For the first time in its reply brief, Fireman’s makes specific attacks on the sufficiency of the evidence to support the claims for open book account and account stated. Besides being made for the first time in the reply brief, these claims were also not made in the trial court. We therefore decline to consider them. (See Reichardt v. Hoffman (1997) 52 Cal.App.4th 754, 764 [court has discretion to disregard argument raised for first time in reply brief]; Hansen v. Sunnyside Products, Inc. (1997) 55 Cal.App.4th 1497, 1511 [procedural deficiencies, including failure to argue specific ground in trial court, resulted in waiver of ground for JNOV].)



DISPOSITION


The order denying judgment notwithstanding the verdict is affirmed.


NOT TO BE PUBLISHED IN THE OFFICIAL REPORTS


WILLHITE, J.


We concur:


EPSTEIN, P. J.


MANELLA, J.


Publication courtesy of San Diego pro bono legal advice.


Analysis and review provided by Poway Property line Lawyers.


[1] The verdict resulted from the second trial in the action. In the first trial, the trial court directed a verdict for Fireman’s, but later reversed itself and granted North Brand’s motion for a new trial. The second trial is the proceeding relevant to this appeal.


[2] North Brand was actually the successor in interest to Fireman’s first landlord, 550 Brand Partnership. For ease of reference, we shall refer throughout to North Brand as Fireman’s landlord.


[3] Because the original trial judge was incapacitated, a different judge ruled on the motion.
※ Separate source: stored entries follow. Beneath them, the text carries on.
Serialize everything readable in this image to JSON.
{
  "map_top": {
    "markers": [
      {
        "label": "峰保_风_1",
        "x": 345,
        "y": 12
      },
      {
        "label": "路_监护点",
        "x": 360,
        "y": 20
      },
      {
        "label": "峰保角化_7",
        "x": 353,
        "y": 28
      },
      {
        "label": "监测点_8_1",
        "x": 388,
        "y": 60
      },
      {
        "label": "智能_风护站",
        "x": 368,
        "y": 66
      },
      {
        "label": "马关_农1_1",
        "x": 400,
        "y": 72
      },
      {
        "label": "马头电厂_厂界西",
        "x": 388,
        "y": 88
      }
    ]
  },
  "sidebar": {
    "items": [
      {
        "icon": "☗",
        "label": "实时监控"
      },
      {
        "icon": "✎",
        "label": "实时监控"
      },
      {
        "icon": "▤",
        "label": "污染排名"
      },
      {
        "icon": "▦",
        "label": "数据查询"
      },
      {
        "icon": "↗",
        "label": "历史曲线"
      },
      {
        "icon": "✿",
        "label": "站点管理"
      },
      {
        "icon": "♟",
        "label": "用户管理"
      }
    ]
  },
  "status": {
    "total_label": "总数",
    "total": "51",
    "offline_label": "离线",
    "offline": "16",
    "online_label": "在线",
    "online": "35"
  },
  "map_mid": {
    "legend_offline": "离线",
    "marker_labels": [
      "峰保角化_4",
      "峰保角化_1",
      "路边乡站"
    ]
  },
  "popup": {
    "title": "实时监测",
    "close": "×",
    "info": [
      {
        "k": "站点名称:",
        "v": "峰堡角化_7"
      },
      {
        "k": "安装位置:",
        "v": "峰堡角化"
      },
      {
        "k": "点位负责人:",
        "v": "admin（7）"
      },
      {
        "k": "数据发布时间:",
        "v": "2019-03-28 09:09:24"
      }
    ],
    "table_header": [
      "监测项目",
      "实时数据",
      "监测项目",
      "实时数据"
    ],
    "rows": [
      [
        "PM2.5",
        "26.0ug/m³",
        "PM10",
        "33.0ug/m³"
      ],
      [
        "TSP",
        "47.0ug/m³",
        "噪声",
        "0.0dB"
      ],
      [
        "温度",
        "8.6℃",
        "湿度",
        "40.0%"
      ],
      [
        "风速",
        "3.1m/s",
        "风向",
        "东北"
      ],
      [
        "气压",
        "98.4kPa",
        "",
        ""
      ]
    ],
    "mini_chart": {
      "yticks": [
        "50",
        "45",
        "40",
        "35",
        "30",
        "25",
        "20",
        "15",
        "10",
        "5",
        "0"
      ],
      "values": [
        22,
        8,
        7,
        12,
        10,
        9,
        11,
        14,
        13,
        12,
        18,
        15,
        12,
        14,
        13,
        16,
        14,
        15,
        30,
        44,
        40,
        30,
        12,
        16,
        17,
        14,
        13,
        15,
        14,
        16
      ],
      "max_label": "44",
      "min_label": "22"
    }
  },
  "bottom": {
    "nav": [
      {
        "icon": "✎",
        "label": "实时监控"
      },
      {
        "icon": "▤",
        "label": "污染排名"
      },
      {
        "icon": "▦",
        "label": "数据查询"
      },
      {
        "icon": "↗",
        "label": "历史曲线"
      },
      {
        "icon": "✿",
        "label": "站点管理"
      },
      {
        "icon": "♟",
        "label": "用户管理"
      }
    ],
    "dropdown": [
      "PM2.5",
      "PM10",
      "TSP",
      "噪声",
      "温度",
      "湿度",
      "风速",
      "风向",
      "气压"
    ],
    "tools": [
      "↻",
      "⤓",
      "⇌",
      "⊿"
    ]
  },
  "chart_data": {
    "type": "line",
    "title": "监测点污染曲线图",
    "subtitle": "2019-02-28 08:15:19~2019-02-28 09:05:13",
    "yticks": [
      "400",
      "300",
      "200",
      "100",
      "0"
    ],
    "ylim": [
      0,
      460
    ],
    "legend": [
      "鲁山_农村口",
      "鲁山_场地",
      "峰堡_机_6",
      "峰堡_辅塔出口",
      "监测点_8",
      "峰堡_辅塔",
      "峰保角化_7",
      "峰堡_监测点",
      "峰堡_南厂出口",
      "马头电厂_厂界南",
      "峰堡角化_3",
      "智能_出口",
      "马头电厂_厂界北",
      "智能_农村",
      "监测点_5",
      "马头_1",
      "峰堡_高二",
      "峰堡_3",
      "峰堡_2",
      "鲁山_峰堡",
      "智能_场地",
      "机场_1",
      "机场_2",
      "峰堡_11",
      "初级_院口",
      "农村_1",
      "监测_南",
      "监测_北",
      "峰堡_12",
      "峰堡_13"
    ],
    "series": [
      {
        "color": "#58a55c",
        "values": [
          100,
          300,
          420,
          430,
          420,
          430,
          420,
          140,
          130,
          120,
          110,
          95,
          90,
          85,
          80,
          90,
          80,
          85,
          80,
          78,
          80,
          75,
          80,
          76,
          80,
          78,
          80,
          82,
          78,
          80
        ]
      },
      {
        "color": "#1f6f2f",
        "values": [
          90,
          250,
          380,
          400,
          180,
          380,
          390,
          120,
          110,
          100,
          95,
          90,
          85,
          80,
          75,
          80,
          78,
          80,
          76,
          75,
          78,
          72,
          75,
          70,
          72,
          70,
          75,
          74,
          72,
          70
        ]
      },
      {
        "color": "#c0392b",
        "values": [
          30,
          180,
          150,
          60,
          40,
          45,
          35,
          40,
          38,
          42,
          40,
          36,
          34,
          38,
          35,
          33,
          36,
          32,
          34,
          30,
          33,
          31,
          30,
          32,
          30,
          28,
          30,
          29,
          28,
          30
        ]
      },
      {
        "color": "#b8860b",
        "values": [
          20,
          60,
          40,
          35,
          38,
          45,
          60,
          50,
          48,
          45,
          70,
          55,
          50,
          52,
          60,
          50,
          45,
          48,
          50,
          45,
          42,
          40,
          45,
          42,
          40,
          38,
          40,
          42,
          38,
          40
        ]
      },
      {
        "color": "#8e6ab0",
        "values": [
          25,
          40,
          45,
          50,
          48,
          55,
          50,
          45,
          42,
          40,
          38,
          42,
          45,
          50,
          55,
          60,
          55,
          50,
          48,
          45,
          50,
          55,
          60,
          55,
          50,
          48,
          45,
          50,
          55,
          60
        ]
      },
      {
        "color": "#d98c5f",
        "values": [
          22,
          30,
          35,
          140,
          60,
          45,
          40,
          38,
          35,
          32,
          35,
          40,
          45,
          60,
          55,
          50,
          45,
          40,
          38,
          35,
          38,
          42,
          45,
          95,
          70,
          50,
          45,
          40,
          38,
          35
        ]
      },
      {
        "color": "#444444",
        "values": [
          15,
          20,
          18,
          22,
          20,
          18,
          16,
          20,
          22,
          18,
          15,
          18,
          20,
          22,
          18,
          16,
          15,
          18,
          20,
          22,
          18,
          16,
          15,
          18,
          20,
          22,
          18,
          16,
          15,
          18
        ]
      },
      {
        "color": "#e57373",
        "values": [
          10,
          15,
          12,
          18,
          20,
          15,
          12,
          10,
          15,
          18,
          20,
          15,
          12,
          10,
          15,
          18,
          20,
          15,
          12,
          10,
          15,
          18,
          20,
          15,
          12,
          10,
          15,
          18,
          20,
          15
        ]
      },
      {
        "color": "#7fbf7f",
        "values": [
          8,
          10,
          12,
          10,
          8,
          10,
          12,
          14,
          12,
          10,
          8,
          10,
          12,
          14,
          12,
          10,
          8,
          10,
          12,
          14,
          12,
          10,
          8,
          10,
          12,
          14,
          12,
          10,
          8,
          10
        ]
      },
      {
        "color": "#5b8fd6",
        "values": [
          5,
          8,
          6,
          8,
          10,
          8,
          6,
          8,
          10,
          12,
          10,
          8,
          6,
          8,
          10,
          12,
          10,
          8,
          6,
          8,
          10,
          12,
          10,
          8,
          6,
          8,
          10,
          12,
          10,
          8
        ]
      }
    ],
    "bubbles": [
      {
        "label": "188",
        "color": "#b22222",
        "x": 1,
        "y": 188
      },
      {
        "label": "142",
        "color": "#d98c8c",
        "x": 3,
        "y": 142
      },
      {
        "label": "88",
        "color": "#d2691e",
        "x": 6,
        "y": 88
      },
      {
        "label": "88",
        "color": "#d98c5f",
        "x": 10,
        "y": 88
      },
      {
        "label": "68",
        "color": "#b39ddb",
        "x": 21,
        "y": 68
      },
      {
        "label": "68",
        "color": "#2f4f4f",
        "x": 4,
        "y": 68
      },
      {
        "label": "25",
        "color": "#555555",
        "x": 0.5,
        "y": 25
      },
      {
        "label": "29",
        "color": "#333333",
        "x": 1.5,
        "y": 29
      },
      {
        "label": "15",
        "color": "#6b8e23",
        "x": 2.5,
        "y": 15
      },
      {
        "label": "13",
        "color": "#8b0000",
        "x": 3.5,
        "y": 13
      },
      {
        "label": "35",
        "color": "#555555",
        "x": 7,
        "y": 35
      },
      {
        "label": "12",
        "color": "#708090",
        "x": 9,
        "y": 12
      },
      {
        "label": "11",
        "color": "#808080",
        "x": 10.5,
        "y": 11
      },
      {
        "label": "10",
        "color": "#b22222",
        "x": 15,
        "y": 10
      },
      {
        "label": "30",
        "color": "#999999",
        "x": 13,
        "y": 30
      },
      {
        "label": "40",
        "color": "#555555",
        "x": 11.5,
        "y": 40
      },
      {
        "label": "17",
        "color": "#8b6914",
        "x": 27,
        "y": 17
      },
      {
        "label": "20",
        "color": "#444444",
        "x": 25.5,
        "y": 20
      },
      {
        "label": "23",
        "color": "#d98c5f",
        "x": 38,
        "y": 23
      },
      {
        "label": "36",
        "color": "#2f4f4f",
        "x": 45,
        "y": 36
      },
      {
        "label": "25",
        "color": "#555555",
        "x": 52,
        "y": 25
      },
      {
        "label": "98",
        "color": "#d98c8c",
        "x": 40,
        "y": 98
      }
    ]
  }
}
Description Plaintiff sued for breach of written lease, account stated, and open book account. A jury found in favor of plaintiff, and awarded it $49,040.49 in unpaid rent and related charges, plus prejudgment interest of $21,568.07, and late fees of $2,452.07. Defendant’s moved for judgment notwithstanding the verdict, or in the alternative for a new trial. The trial court denied the motion. Defendant now appeals from the order denying its motion for judgment notwithstanding the verdict. Defendant contends that the testimony of the sole witness at trial, Weston Munselle, was so inconsistent with his prior declarations and testimony that it cannot constitute substantial evidence to support the verdict. Court disagreed, and affirmed the order.